New T-Mobile hack allegedly exposes 90GB of data

T-Mobile, the global telecoms giant, could be facing a third data breach in less than 12 months. Cybercriminals say they’ve exposed employee credentials, customer info, and other sensitive data. The company denies it's been breached.

T-Mobile, the Deutsche Telekom-owned brand with operating subsidiaries in the US, Poland, and other countries, could be heading for a rocky end to the year, with a third major data breach on its hands.

T-Mobile breach post
Post announcing the leak on a hacker forum. Image by Cybernews.

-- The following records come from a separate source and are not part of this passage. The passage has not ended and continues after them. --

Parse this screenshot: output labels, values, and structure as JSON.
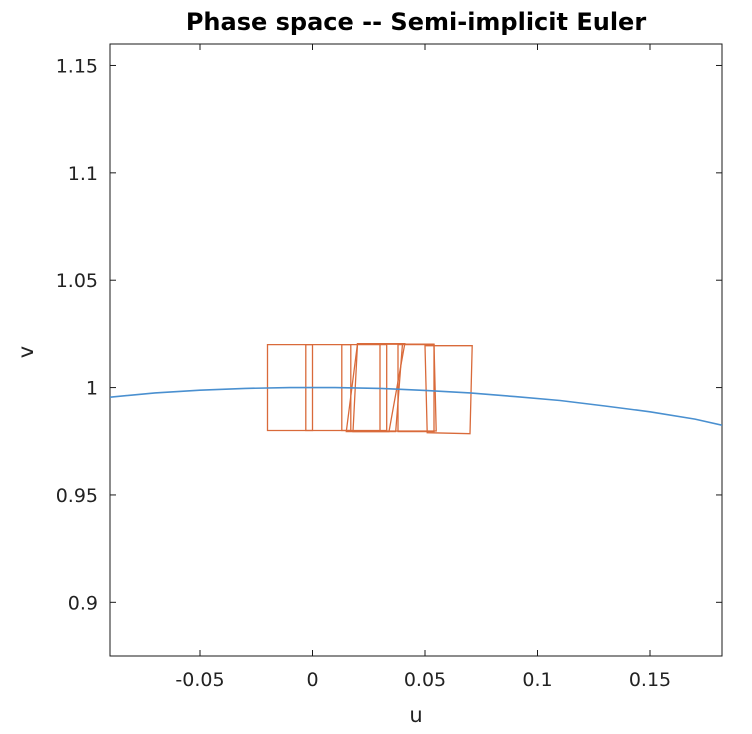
{
  "chart_data": {
    "type": "line",
    "title": "Phase space -- Semi-implicit Euler",
    "xlabel": "u",
    "ylabel": "v",
    "xlim": [
      -0.09,
      0.182
    ],
    "ylim": [
      0.875,
      1.16
    ],
    "xticks": [
      -0.05,
      0,
      0.05,
      0.1,
      0.15
    ],
    "xtick_labels": [
      "-0.05",
      "0",
      "0.05",
      "0.1",
      "0.15"
    ],
    "yticks": [
      0.9,
      0.95,
      1,
      1.05,
      1.1,
      1.15
    ],
    "ytick_labels": [
      "0.9",
      "0.95",
      "1",
      "1.05",
      "1.1",
      "1.15"
    ],
    "grid": false,
    "series": [
      {
        "color": "#4a90d0",
        "x": [
          -0.09,
          -0.07,
          -0.05,
          -0.03,
          -0.01,
          0,
          0.01,
          0.03,
          0.05,
          0.07,
          0.09,
          0.11,
          0.13,
          0.15,
          0.17,
          0.182
        ],
        "y": [
          0.9955,
          0.9975,
          0.9988,
          0.9996,
          1.0,
          1.0,
          1.0,
          0.9996,
          0.9987,
          0.9975,
          0.9958,
          0.994,
          0.9914,
          0.9887,
          0.9853,
          0.9825
        ]
      }
    ],
    "boxes": {
      "color": "#d96a3a",
      "items": [
        [
          [
            -0.02,
            1.02
          ],
          [
            0.0,
            1.02
          ],
          [
            0.0,
            0.98
          ],
          [
            -0.02,
            0.98
          ]
        ],
        [
          [
            -0.003,
            1.02
          ],
          [
            0.017,
            1.02
          ],
          [
            0.017,
            0.98
          ],
          [
            -0.003,
            0.98
          ]
        ],
        [
          [
            0.013,
            1.02
          ],
          [
            0.033,
            1.02
          ],
          [
            0.033,
            0.98
          ],
          [
            0.013,
            0.98
          ]
        ],
        [
          [
            0.02,
            1.0205
          ],
          [
            0.04,
            1.0205
          ],
          [
            0.037,
            0.9795
          ],
          [
            0.018,
            0.9795
          ]
        ],
        [
          [
            0.02,
            1.0205
          ],
          [
            0.041,
            1.0205
          ],
          [
            0.034,
            0.9795
          ],
          [
            0.015,
            0.9795
          ]
        ],
        [
          [
            0.03,
            1.0202
          ],
          [
            0.054,
            1.0202
          ],
          [
            0.055,
            0.9798
          ],
          [
            0.03,
            0.9798
          ]
        ],
        [
          [
            0.038,
            1.02
          ],
          [
            0.054,
            1.02
          ],
          [
            0.054,
            0.9795
          ],
          [
            0.038,
            0.9795
          ]
        ],
        [
          [
            0.05,
            1.0195
          ],
          [
            0.071,
            1.0195
          ],
          [
            0.07,
            0.9785
          ],
          [
            0.051,
            0.979
          ]
        ]
      ]
    }
  }
}
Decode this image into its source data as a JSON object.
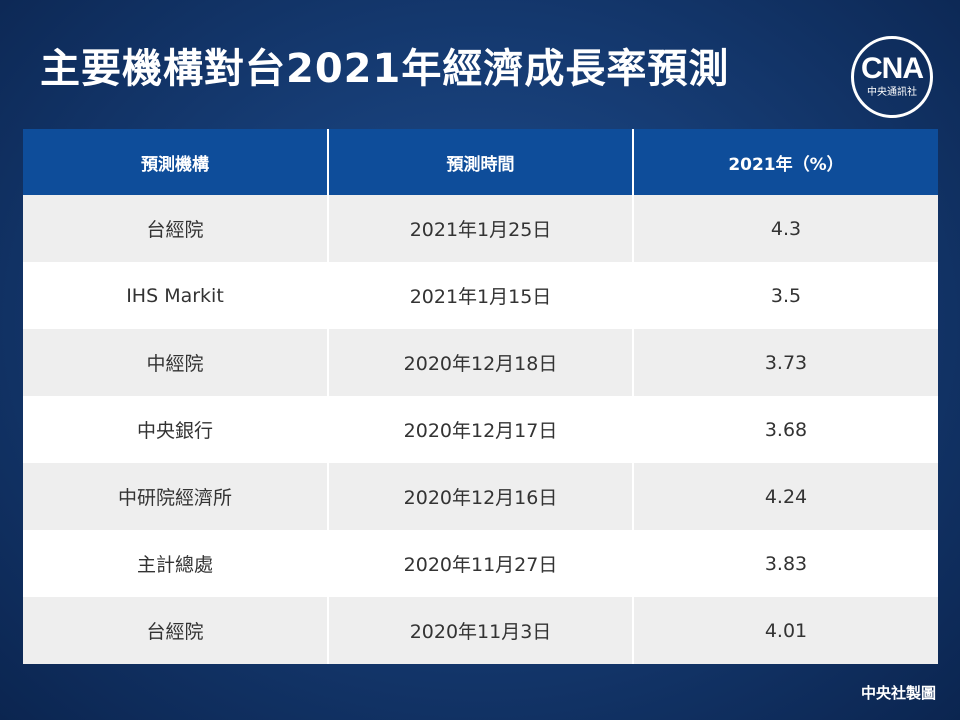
{
  "title": "主要機構對台2021年經濟成長率預測",
  "logo": {
    "mark": "CNA",
    "sub": "中央通訊社"
  },
  "table": {
    "headers": [
      "預測機構",
      "預測時間",
      "2021年（%）"
    ],
    "rows": [
      [
        "台經院",
        "2021年1月25日",
        "4.3"
      ],
      [
        "IHS Markit",
        "2021年1月15日",
        "3.5"
      ],
      [
        "中經院",
        "2020年12月18日",
        "3.73"
      ],
      [
        "中央銀行",
        "2020年12月17日",
        "3.68"
      ],
      [
        "中研院經濟所",
        "2020年12月16日",
        "4.24"
      ],
      [
        "主計總處",
        "2020年11月27日",
        "3.83"
      ],
      [
        "台經院",
        "2020年11月3日",
        "4.01"
      ]
    ]
  },
  "credit": "中央社製圖",
  "colors": {
    "header": "#0e4d9a",
    "row_alt": "#eeeeee",
    "background": "#163c74"
  }
}
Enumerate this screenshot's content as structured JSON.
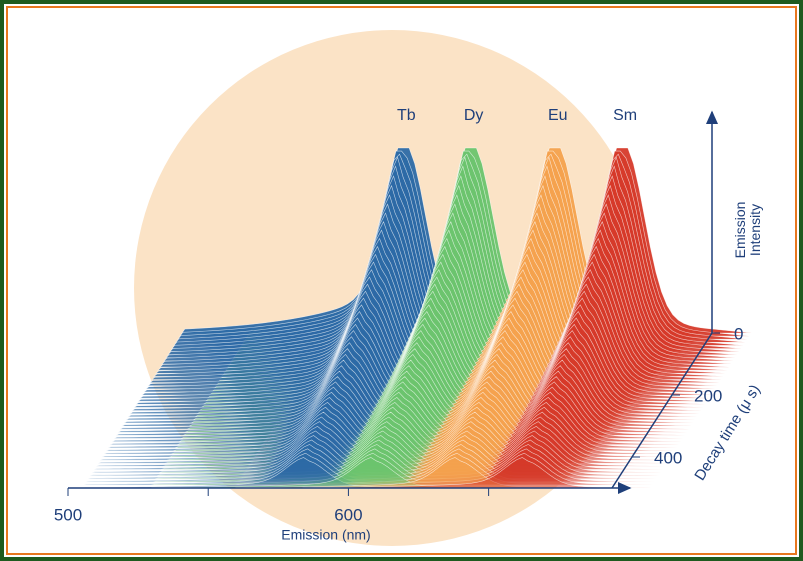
{
  "chart_data": {
    "type": "waterfall",
    "xlabel": "Emission (nm)",
    "ylabel": "Emission Intensity",
    "zlabel": "Decay time (μ s)",
    "xlim": [
      500,
      694
    ],
    "xticks": [
      500,
      600
    ],
    "minor_xticks": [
      550,
      650
    ],
    "zlim": [
      0,
      500
    ],
    "zticks": [
      0,
      200,
      400
    ],
    "series": [
      {
        "name": "Tb",
        "color": "#2d6aa6",
        "peak": 585
      },
      {
        "name": "Dy",
        "color": "#6cc46e",
        "peak": 609
      },
      {
        "name": "Eu",
        "color": "#f4a24e",
        "peak": 639
      },
      {
        "name": "Sm",
        "color": "#d63a2a",
        "peak": 663
      }
    ]
  }
}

Threat actors posted a database on a cybercriminal forum, which they claim contains information stolen in April 2023. The post says the stolen data includes employee credentials, partial Social Security numbers (SSNs), email addresses, customer data, T-Mobile’s sales and analytics data, and other information.

The post advertising the leak is called “T-Mobile, Connectivity Source”. Connectivity Source is one of T-Mobile's authorized retailers serving customers T-Mobile branded stores.

According to the Cybernews research team, the sample data that attackers posted appears legitimate. So far, there’s no confirmed information about what data the leaked dataset contains. However, the team said that attackers posted a massive amount of data, 90 GB in total.

According to the company, the alleged attack is not related to to T-Mobile, and it's employee data was not leaked as a result.

“There has not been a T-Mobile data breach. The data being referred to online is believed to be related to an independently owned authorized retailer from their incident earlier this year. T-Mobile employee data was not exposed,” the company told Cybernews.

According to malware researchers vx-underground, who claim to have insider knowledge about the breach, the data was stolen shortly after T-Mobile‘s second hack of this year, which occurred in March, 2023.

Also in March, the company disclosed a cyberattack in which attackers may have accessed T-Mobile account PINs, SSNs, full names, and other data. In January 2023, T-Mobile USA suffered a breach involving the accounts of 37 million of its cell phone users.

The company has suffered numerous data breaches in the past as well. In August 2021, T-Mobile reported a data breach after an online forum said that the personal data of more than 100 million of the company’s users was leaked.

Updated on September 25 [06:15 GMT] with a statement from the company.